The next most important metric is Maximum Exposure. While this metric doesn’t strongly influence TC, as you can see by the comparably small dynamic range of the function on the Y-axis, the interesting thing in this plot is that TC seems most associated with small, but nonzero maximum feature exposures. The optimal range for max feature exposures seems to be in [0.05, 0.30].
The final metric we will discuss is CORR. As you can see from the plot below the relationship between CORR and TC has small dynamic range and is notably non-monotonic. I want to emphasize that if it was only CORR in the EBM’s input, we would see an apparent monotonic relationship to TC. On average higher CORR is associated with higher TC, but when the other metrics are included they more cleanly explain TC and leave CORR with little additional variance to account for.
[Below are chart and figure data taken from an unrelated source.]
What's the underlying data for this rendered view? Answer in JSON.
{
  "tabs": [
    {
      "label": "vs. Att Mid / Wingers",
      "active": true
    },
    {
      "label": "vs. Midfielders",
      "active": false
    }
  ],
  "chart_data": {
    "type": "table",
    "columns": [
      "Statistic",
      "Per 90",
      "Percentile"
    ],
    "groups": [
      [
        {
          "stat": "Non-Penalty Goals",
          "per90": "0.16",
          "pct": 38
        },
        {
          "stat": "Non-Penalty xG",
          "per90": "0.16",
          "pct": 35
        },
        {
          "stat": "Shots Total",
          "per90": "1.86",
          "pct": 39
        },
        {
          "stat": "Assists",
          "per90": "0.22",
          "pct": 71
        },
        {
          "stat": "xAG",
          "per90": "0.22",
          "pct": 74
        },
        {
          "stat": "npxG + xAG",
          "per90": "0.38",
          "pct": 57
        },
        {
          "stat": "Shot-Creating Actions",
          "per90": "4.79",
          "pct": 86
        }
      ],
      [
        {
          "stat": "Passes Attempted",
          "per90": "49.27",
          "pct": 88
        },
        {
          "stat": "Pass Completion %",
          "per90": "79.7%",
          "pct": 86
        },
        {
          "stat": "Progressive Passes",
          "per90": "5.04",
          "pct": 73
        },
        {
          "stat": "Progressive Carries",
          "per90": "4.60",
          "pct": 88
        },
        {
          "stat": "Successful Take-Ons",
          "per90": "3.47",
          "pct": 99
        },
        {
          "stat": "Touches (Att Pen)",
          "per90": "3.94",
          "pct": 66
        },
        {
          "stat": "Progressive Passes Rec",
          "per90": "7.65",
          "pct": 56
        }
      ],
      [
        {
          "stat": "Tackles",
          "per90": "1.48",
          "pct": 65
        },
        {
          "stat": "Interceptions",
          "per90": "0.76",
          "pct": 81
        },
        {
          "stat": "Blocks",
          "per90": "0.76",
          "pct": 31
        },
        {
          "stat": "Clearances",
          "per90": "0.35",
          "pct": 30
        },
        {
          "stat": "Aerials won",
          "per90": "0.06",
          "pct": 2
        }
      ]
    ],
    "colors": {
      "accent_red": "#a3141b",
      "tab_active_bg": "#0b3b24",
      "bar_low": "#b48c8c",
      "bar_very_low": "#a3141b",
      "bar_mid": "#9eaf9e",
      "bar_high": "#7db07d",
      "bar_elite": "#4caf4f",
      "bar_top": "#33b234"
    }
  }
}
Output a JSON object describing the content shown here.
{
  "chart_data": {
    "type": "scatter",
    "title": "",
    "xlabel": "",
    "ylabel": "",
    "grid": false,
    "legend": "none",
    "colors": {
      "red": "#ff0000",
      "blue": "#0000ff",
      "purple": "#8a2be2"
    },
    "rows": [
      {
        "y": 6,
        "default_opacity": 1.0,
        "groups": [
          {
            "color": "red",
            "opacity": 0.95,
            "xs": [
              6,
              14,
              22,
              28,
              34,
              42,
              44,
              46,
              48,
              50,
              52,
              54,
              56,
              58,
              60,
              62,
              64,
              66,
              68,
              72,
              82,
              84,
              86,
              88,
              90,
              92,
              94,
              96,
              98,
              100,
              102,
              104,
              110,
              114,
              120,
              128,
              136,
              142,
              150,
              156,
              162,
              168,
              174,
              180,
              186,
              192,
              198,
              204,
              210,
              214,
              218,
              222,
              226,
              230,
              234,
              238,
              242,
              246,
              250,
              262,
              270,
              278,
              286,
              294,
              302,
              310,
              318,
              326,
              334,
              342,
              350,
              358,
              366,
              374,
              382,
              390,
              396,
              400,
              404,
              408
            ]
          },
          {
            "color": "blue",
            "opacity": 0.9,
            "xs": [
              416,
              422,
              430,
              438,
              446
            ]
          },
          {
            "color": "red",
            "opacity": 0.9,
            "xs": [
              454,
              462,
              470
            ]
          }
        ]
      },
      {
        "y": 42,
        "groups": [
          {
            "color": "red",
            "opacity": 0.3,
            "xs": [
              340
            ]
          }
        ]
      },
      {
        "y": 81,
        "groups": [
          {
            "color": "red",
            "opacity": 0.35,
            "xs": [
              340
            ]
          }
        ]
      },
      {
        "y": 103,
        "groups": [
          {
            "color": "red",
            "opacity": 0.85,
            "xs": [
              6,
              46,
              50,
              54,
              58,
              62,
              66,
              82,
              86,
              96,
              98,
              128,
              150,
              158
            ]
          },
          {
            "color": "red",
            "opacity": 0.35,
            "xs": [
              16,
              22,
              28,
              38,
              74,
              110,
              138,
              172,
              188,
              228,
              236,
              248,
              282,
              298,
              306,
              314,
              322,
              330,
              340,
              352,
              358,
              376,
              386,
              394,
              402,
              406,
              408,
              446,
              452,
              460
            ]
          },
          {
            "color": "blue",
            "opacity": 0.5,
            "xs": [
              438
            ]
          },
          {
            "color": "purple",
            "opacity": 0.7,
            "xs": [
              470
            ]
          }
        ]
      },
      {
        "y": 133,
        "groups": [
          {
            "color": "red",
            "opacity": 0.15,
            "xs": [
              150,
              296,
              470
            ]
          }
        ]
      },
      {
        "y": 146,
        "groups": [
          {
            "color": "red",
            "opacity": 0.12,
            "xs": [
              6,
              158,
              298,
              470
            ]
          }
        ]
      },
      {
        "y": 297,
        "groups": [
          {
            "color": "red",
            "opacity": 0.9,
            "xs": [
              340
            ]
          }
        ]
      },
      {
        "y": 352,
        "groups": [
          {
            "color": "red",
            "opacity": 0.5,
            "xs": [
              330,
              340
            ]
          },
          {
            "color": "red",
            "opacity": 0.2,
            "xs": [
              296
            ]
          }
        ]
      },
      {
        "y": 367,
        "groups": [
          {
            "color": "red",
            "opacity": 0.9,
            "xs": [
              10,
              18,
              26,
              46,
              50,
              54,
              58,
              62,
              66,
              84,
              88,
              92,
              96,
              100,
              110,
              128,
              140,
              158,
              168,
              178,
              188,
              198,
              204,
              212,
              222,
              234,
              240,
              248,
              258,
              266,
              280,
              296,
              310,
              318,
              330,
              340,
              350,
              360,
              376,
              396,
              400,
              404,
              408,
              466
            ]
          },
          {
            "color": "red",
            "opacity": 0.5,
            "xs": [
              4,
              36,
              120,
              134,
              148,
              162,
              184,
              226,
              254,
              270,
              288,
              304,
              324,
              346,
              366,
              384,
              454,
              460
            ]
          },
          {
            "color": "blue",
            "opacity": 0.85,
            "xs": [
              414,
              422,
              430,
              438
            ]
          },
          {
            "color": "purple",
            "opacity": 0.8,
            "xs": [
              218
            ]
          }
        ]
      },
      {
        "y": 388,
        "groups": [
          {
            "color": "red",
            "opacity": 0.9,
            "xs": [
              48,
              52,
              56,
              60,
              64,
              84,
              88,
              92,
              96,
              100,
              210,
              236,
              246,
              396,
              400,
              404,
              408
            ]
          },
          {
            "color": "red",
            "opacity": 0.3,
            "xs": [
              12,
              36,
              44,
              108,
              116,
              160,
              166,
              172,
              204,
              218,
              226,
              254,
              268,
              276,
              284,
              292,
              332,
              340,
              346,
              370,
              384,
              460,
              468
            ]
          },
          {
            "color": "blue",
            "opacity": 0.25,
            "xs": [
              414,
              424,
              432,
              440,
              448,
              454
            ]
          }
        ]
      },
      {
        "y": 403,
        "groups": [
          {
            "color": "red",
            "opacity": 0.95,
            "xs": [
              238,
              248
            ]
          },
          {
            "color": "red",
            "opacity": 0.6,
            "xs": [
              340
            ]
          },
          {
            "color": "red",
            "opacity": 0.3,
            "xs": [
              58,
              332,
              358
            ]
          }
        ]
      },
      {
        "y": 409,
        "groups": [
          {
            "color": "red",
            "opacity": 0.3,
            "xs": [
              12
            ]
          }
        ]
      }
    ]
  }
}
As you can see from the above, TC seems to capture the properties we have long recommended for user models to possess: predictive power that isn’t too dependent on single features, predictive power in the tails, uniqueness. To help everyone out, I made a follow up post demonstrating methods for directly optimizing metrics like FNC and TB200. Judging by the models doing the best at TC, some of you have been listening closely and have figured a lot of things out already
To maximize backward compatibility while maximizing the impact of TC, starting April 9th users will be able to stake on (0x or 1x CORR) + (0x or 1x or 2x TC). Staking on MMC will be automatically discontinued on that date. So if you are currently staking on 1x CORR and 2x MMC, your stake will be 1x CORR only starting April 9th unless you also elect to stake on 1x TC or 2x TC. Numerai will not automatically convert any MMC stakes to TC stakes. TC staking will start as opt-in only. There will be no changes to the payout factor for the time being.